The traditional clinic model where a patient waits to be served and then moves about various rooms to meet with different providers just doesn’t cut it anymore, says Elizabeth Fennell, director of architecture and workplace design for Louisville-based health and well-being company, Humana.

So what should the clinic of today look like? “The primary change now is that you check in and have a short wait, go into the exam room, then everyone comes to you,” Fennell explains. Humana, which employs nearly 50,000 people, serves millions of health plan members, and cares for thousands of seniors in its primary care centers, has expanded its Conviva Care Center locations throughout Texas and Florida, as well as its Partners in Primary Care clinics in a number of major metropolitan areas.

Humana looks to its “whole person care” approach in the planning and design of newer clinic locations which aim at providing a better experience to patients, says Fennell, who has been with the company since 2013. Humana is about delivering care, ease, and personalization to its members. It aims to provide a better experience by focusing on the many interconnected conditions of its members. Specialists are then brought together which allows for better communication among staff and patients.

This holistic approach to member care starts within the exam room, where Humana has swapped the traditional clinical exam bed for a lounge chair (which can still be converted to an exam bed if needed) and placed computer displays at eye-level, allowing doctors to review and discuss any findings or research with a patient in a transparent manner.

Humana Rosslyn is a creative, comfortable space for executive leadership and technology innovators. The space was designed to evoke movement and a rhythmic quality reflecting Humana’s commitment to seniors’ health and evolving needs. Photo by Ron Blunt

“Most of your appointment is a conversation between you and your doctor,” Fennell notes of the typical experience at a primary care appointment. “Changing from an exam bed to a lounge chair means that you’re sitting eye-to-eye with the doctor. This encourages more transparent conversations and decreases much of the anxiety members feel in the presence of a doctor.”

Another big shift in clinic design has been in the way that doctors and medical staff communicate and interact with one another. Newer clinics feature “teamwork areas” which are intended to foster better collaboration, and subsequently, better patient care.

“It used to be that in traditional clinics, the operating model focused on the provider, who had a private office and was sequestered from the rest of the staff,” Fennell says. “But the change in the clinic is about collaboration and coming together to support a member’s entire health.”

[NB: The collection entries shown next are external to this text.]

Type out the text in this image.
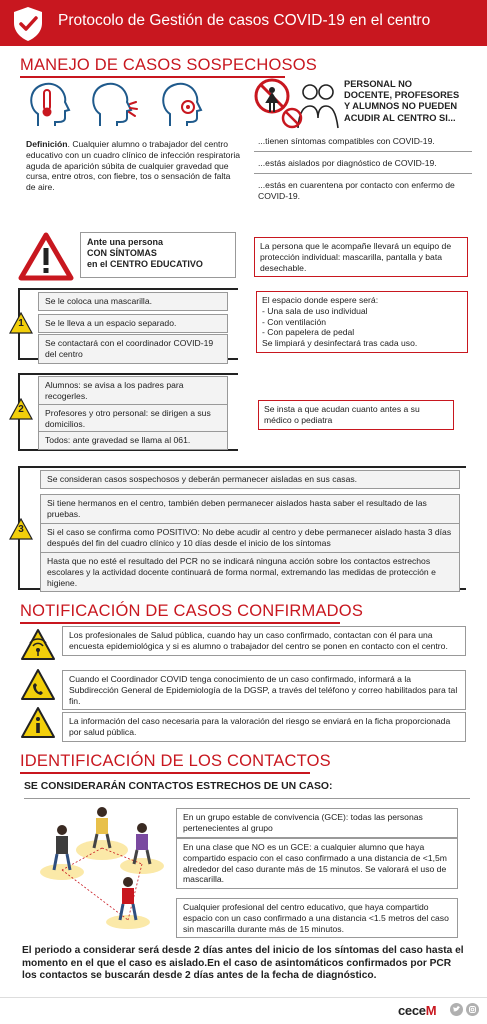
Protocolo de Gestión de casos COVID-19 en el centro
MANEJO DE CASOS SOSPECHOSOS
Definición. Cualquier alumno o trabajador del centro educativo con un cuadro clínico de infección respiratoria aguda de aparición súbita de cualquier gravedad que cursa, entre otros, con fiebre, tos o sensación de falta de aire.
PERSONAL NO DOCENTE, PROFESORES Y ALUMNOS NO PUEDEN ACUDIR AL CENTRO SI...
...tienen síntomas compatibles con COVID-19.
...estás aislados por diagnóstico de COVID-19.
...estás en cuarentena por contacto con enfermo de COVID-19.
Ante una persona
CON SÍNTOMAS
en el CENTRO EDUCATIVO
La persona que le acompañe llevará un equipo de protección individual: mascarilla, pantalla y bata desechable.
1
Se le coloca una mascarilla.
Se le lleva a un espacio separado.
Se contactará con el coordinador COVID-19 del centro
El espacio donde espere será:
- Una sala de uso individual
- Con ventilación
- Con papelera de pedal
Se limpiará y desinfectará tras cada uso.
2
Alumnos: se avisa a los padres para recogerles.
Profesores y otro personal: se dirigen a sus domicilios.
Todos: ante gravedad se llama al 061.
Se insta a que acudan cuanto antes a su médico o pediatra
3
Se consideran casos sospechosos y deberán permanecer aisladas en sus casas.
Si tiene hermanos en el centro, también deben permanecer aislados hasta saber el resultado de las pruebas.
Si el caso se confirma como POSITIVO: No debe acudir al centro y debe permanecer aislado hasta 3 días después del fin del cuadro clínico y 10 días desde el inicio de los síntomas
Hasta que no esté el resultado del PCR no se indicará ninguna acción sobre los contactos estrechos escolares y la actividad docente continuará de forma normal, extremando las medidas de protección e higiene.
NOTIFICACIÓN DE CASOS CONFIRMADOS
Los profesionales de Salud pública, cuando hay un caso confirmado, contactan con él para una encuesta epidemiológica y si es alumno o trabajador del centro se ponen en contacto con el centro.
Cuando el Coordinador COVID tenga conocimiento de un caso confirmado, informará a la Subdirección General de Epidemiología de la DGSP, a través del teléfono y correo habilitados para tal fin.
La información del caso necesaria para la valoración del riesgo se enviará en la ficha proporcionada por salud pública.
IDENTIFICACIÓN DE LOS CONTACTOS
SE CONSIDERARÁN CONTACTOS ESTRECHOS DE UN CASO:
En un grupo estable de convivencia (GCE): todas las personas pertenecientes al grupo
En una clase que NO es un GCE: a cualquier alumno que haya compartido espacio con el caso confirmado a una distancia de <1,5m alrededor del caso durante más de 15 minutos. Se valorará el uso de mascarilla.
Cualquier profesional del centro educativo, que haya compartido espacio con un caso confirmado a una distancia <1.5 metros del caso sin mascarilla durante más de 15 minutos.
El periodo a considerar será desde 2 días antes del inicio de los síntomas del caso hasta el momento en el que el caso es aislado.En el caso de asintomáticos confirmados por PCR los contactos se buscarán desde 2 días antes de la fecha de diagnóstico.
ceceM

Elevating the employee experience, promoting wellness, and inspiring retention and recruitment were key project drivers in Humana’s studio_h in Boston. Photo by John Horner

“Most people have a diverse group of issues—it might be diabetes and high blood pressure, for example—and all of these things are really intertwined,” Fennell says. “And by bringing the care team together holistically, it means that they’re having conversations that they weren’t before.”

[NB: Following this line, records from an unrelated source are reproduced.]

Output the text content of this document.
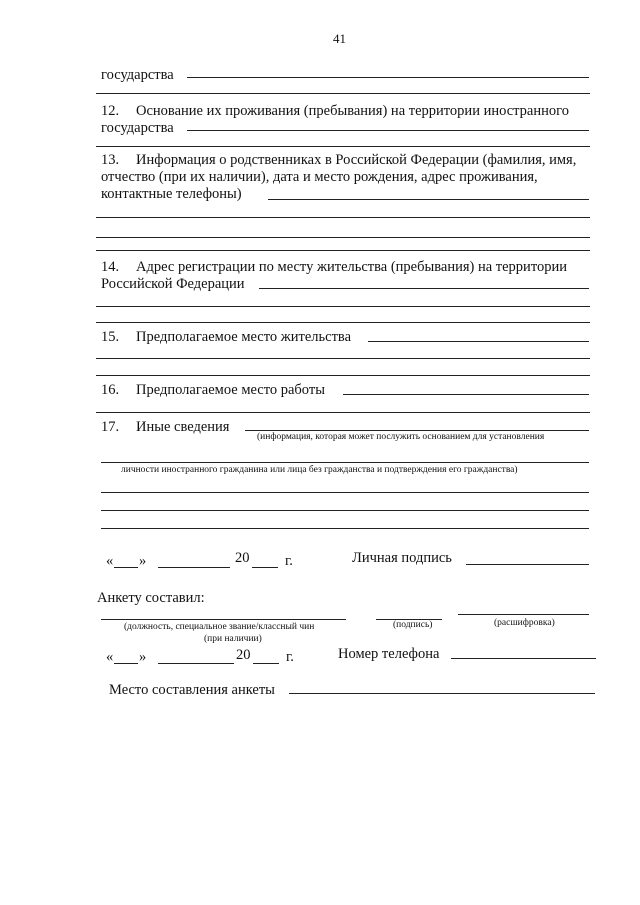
41
государства
12. Основание их проживания (пребывания) на территории иностранного
государства
13. Информация о родственниках в Российской Федерации (фамилия, имя,
отчество (при их наличии), дата и место рождения, адрес проживания,
контактные телефоны)
14. Адрес регистрации по месту жительства (пребывания) на территории
Российской Федерации
15. Предполагаемое место жительства
16. Предполагаемое место работы
17. Иные сведения
(информация, которая может послужить основанием для установления
личности иностранного гражданина или лица без гражданства и подтверждения его гражданства)
« »	20 г.	Личная подпись
Анкету составил:
(должность, специальное звание/классный чин
(при наличии)
(подпись)	(расшифровка)
« »	20 г.	Номер телефона
Место составления анкеты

The theme of “whole person care” continues up the chain to Humana’s corporate offices in Louisville, Kentucky, where tens of thousands of employees work. Planning for such a large and diverse workforce presents numerous challenges but requires the need to be efficient while finding a balance.

Coming from the world of designing for small hedge fund offices in New York to a Fortune 500 company that employs 14,000 just at its corporate headquarters alone was a huge shift for Fennell.

A dynamic undulating ceiling moves throughout the floor, with the energy to connect staff and the senior management team zones. Elements of biophilia are strategically placed around the workplace. Photo by Ron Blunt

“Humana is unique in the sense where you’ve got everything from primary care clinics to corporate offices, to call centers, to pharmacies,” Fennell says. “From a career perspective, it’s really been learning and understanding over these past seven years how [we can] support such a large, diverse company, and positively impact associates and members by figuring out what that balance is.”

It’s about finding out how to make a big impact and to do it fast. “Speed to market is really important because competition is so stiff,” Fennell says of the healthcare industry. This is where Humana’s whole person care helps the company stand out among a crowded pack and plan ahead for growth in both company size and patient needs. And at the heart of it all is a continued focus on collaboration among providers and its members.